Belgian, Secretary/Administrative Assistant to Head of Telecommunications, based at ESTEC
I was born in Brussels, Belgium where after taking my Baccalaureat in Latin and Greek I decided to take a private secretarial course. My first job was with a catalyst and chemical company in Vilvoorde but after a year and a half I started looking for another post, partly because there were a disconcerting number of accidents that took place in the factory, some serious and also to improve my prospects.
ESA were advertising for secretaries to work in Paris so I applied, went for an interview and was accepted. At the time I knew very little about ESA but found working in the Personnel Department in Paris a good introduction as I soon got to know how the Agency worked and met staff from all the different centres.
In 1989 I was offered a job with the newly formed European Astronaut Centre in Cologne, Germany. This was a great experience as I was the first secretary to start work there. Being in right from the beginning meant having to buy office equipment and meeting with local contractors for logistics support. After two years the first astronauts were recruited and I helped to organise the European visit of the astronauts responsible for deploying the European Retrievable Carrier (EURECA) science platform and accompanying them to ESOC.

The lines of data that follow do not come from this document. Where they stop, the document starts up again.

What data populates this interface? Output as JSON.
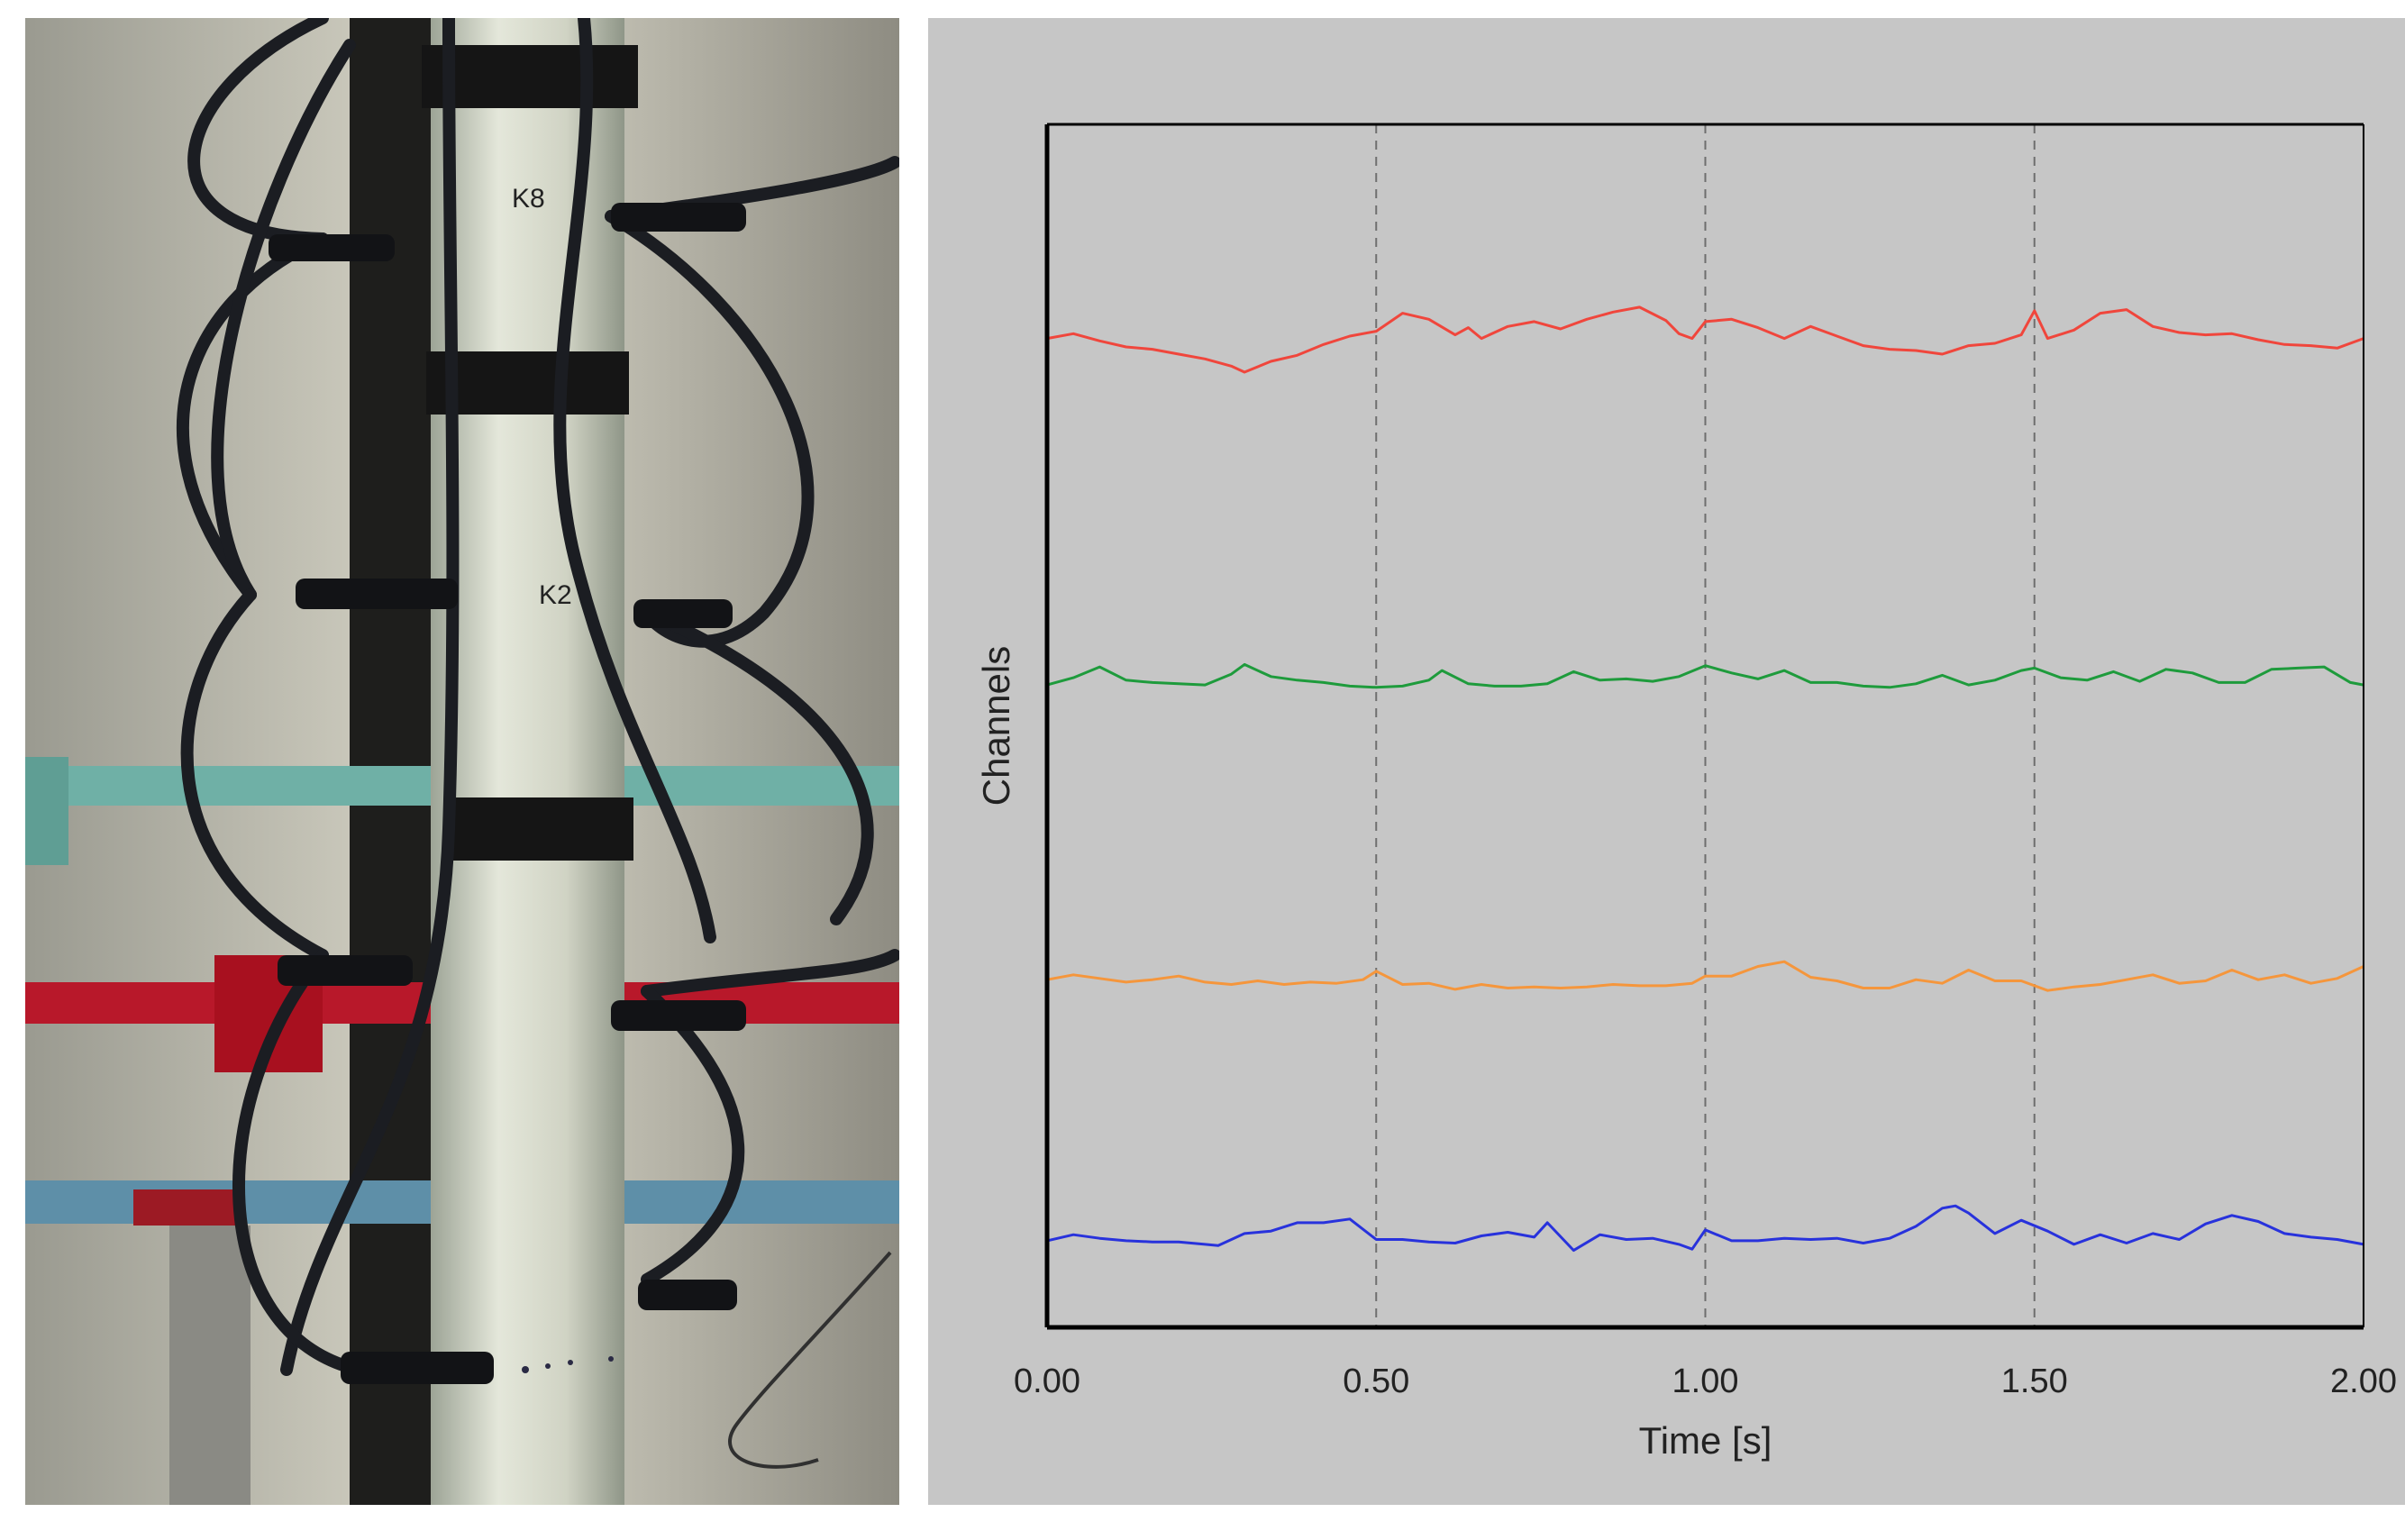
{
  "photo": {
    "description_icon": "sensor-pipe-photo",
    "labels": [
      "K8",
      "K2"
    ]
  },
  "colors": {
    "panel_bg": "#c6c6c6",
    "axis": "#000000",
    "grid": "#6e6e6e"
  },
  "chart_data": {
    "type": "line",
    "title": "",
    "xlabel": "Time [s]",
    "ylabel": "Channels",
    "xlim": [
      0,
      2.0
    ],
    "xticks": [
      0.0,
      0.5,
      1.0,
      1.5,
      2.0
    ],
    "xtick_labels": [
      "0.00",
      "0.50",
      "1.00",
      "1.50",
      "2.00"
    ],
    "ylim": [
      0,
      100
    ],
    "grid": "vertical dashed",
    "series": [
      {
        "color": "#f0463c",
        "x": [
          0.0,
          0.04,
          0.08,
          0.12,
          0.16,
          0.2,
          0.24,
          0.28,
          0.3,
          0.34,
          0.38,
          0.42,
          0.46,
          0.5,
          0.54,
          0.58,
          0.62,
          0.64,
          0.66,
          0.7,
          0.74,
          0.78,
          0.82,
          0.86,
          0.9,
          0.94,
          0.96,
          0.98,
          1.0,
          1.04,
          1.08,
          1.12,
          1.16,
          1.2,
          1.24,
          1.28,
          1.32,
          1.36,
          1.4,
          1.44,
          1.48,
          1.5,
          1.52,
          1.56,
          1.6,
          1.64,
          1.68,
          1.72,
          1.76,
          1.8,
          1.84,
          1.88,
          1.92,
          1.96,
          2.0
        ],
        "y": [
          82.2,
          82.6,
          82.0,
          81.5,
          81.3,
          80.9,
          80.5,
          79.9,
          79.4,
          80.3,
          80.8,
          81.7,
          82.4,
          82.8,
          84.3,
          83.8,
          82.5,
          83.1,
          82.2,
          83.2,
          83.6,
          83.0,
          83.8,
          84.4,
          84.8,
          83.7,
          82.6,
          82.2,
          83.6,
          83.8,
          83.1,
          82.2,
          83.2,
          82.4,
          81.6,
          81.3,
          81.2,
          80.9,
          81.6,
          81.8,
          82.5,
          84.5,
          82.2,
          82.9,
          84.3,
          84.6,
          83.2,
          82.7,
          82.5,
          82.6,
          82.1,
          81.7,
          81.6,
          81.4,
          82.2
        ]
      },
      {
        "color": "#1e9b3c",
        "x": [
          0.0,
          0.04,
          0.08,
          0.12,
          0.16,
          0.2,
          0.24,
          0.28,
          0.3,
          0.34,
          0.38,
          0.42,
          0.46,
          0.5,
          0.54,
          0.58,
          0.6,
          0.64,
          0.68,
          0.72,
          0.76,
          0.8,
          0.84,
          0.88,
          0.92,
          0.96,
          1.0,
          1.04,
          1.08,
          1.12,
          1.16,
          1.2,
          1.24,
          1.28,
          1.32,
          1.36,
          1.4,
          1.44,
          1.48,
          1.5,
          1.54,
          1.58,
          1.62,
          1.66,
          1.7,
          1.74,
          1.78,
          1.82,
          1.86,
          1.9,
          1.94,
          1.98,
          2.0
        ],
        "y": [
          53.4,
          54.0,
          54.9,
          53.8,
          53.6,
          53.5,
          53.4,
          54.3,
          55.1,
          54.1,
          53.8,
          53.6,
          53.3,
          53.2,
          53.3,
          53.8,
          54.6,
          53.5,
          53.3,
          53.3,
          53.5,
          54.5,
          53.8,
          53.9,
          53.7,
          54.1,
          55.0,
          54.4,
          53.9,
          54.6,
          53.6,
          53.6,
          53.3,
          53.2,
          53.5,
          54.2,
          53.4,
          53.8,
          54.6,
          54.8,
          54.0,
          53.8,
          54.5,
          53.7,
          54.7,
          54.4,
          53.6,
          53.6,
          54.7,
          54.8,
          54.9,
          53.6,
          53.4
        ]
      },
      {
        "color": "#f5963c",
        "x": [
          0.0,
          0.04,
          0.08,
          0.12,
          0.16,
          0.2,
          0.24,
          0.28,
          0.32,
          0.36,
          0.4,
          0.44,
          0.48,
          0.5,
          0.54,
          0.58,
          0.62,
          0.66,
          0.7,
          0.74,
          0.78,
          0.82,
          0.86,
          0.9,
          0.94,
          0.98,
          1.0,
          1.04,
          1.08,
          1.12,
          1.16,
          1.2,
          1.24,
          1.28,
          1.32,
          1.36,
          1.4,
          1.44,
          1.48,
          1.52,
          1.56,
          1.6,
          1.64,
          1.68,
          1.72,
          1.76,
          1.8,
          1.84,
          1.88,
          1.92,
          1.96,
          2.0
        ],
        "y": [
          28.9,
          29.3,
          29.0,
          28.7,
          28.9,
          29.2,
          28.7,
          28.5,
          28.8,
          28.5,
          28.7,
          28.6,
          28.9,
          29.6,
          28.5,
          28.6,
          28.1,
          28.5,
          28.2,
          28.3,
          28.2,
          28.3,
          28.5,
          28.4,
          28.4,
          28.6,
          29.2,
          29.2,
          30.0,
          30.4,
          29.1,
          28.8,
          28.2,
          28.2,
          28.9,
          28.6,
          29.7,
          28.8,
          28.8,
          28.0,
          28.3,
          28.5,
          28.9,
          29.3,
          28.6,
          28.8,
          29.7,
          28.9,
          29.3,
          28.6,
          29.0,
          30.0
        ]
      },
      {
        "color": "#2832dc",
        "x": [
          0.0,
          0.04,
          0.08,
          0.12,
          0.16,
          0.2,
          0.24,
          0.26,
          0.3,
          0.34,
          0.38,
          0.42,
          0.46,
          0.5,
          0.54,
          0.58,
          0.62,
          0.66,
          0.7,
          0.74,
          0.76,
          0.8,
          0.84,
          0.88,
          0.92,
          0.96,
          0.98,
          1.0,
          1.04,
          1.08,
          1.12,
          1.16,
          1.2,
          1.24,
          1.28,
          1.32,
          1.36,
          1.38,
          1.4,
          1.44,
          1.48,
          1.52,
          1.56,
          1.6,
          1.64,
          1.68,
          1.72,
          1.76,
          1.8,
          1.84,
          1.88,
          1.92,
          1.96,
          2.0
        ],
        "y": [
          7.2,
          7.7,
          7.4,
          7.2,
          7.1,
          7.1,
          6.9,
          6.8,
          7.8,
          8.0,
          8.7,
          8.7,
          9.0,
          7.3,
          7.3,
          7.1,
          7.0,
          7.6,
          7.9,
          7.5,
          8.7,
          6.4,
          7.7,
          7.3,
          7.4,
          6.9,
          6.5,
          8.1,
          7.2,
          7.2,
          7.4,
          7.3,
          7.4,
          7.0,
          7.4,
          8.4,
          9.9,
          10.1,
          9.5,
          7.8,
          8.9,
          8.0,
          6.9,
          7.7,
          7.0,
          7.8,
          7.3,
          8.6,
          9.3,
          8.8,
          7.8,
          7.5,
          7.3,
          6.9
        ]
      }
    ]
  }
}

After four years I decided to transfer to ESTEC in the Netherlands for family reasons. At ESTEC I worked first as an administrative assistant to the head of the Product Assurance Division and then to the head of the Microgravity Division. During this time I went to Cape Canaveral to see the STS 95 launch with Pedro Duque on board and then went on to Houston to follow the mission in the control room at the Johnson Space Center. It was hard work but a great experience. Now I work for the head of telecommunications, an interesting area that covers digital broadcasting, mobile telecommunication systems and telemedicine amongst others.
As you can see at ESA I have been able to move around both between and within centres, which is one of the attractions of working at ESA. I do not like routine and moving around has enabled me to see different aspects of the work that ESA does and to see the big plan. I like to think that the variety of jobs that I have done enables me to bring something new to my present job and also keeps me on my toes as I learn about different areas.
I have also continued my studies while working and this year I obtained a professional certificate in management from the UK Open University, for which ESA paid half the tuition fees.
Working at ESA means working in a young, dynamic and diverse environment. Space is the future and I like being a part of it.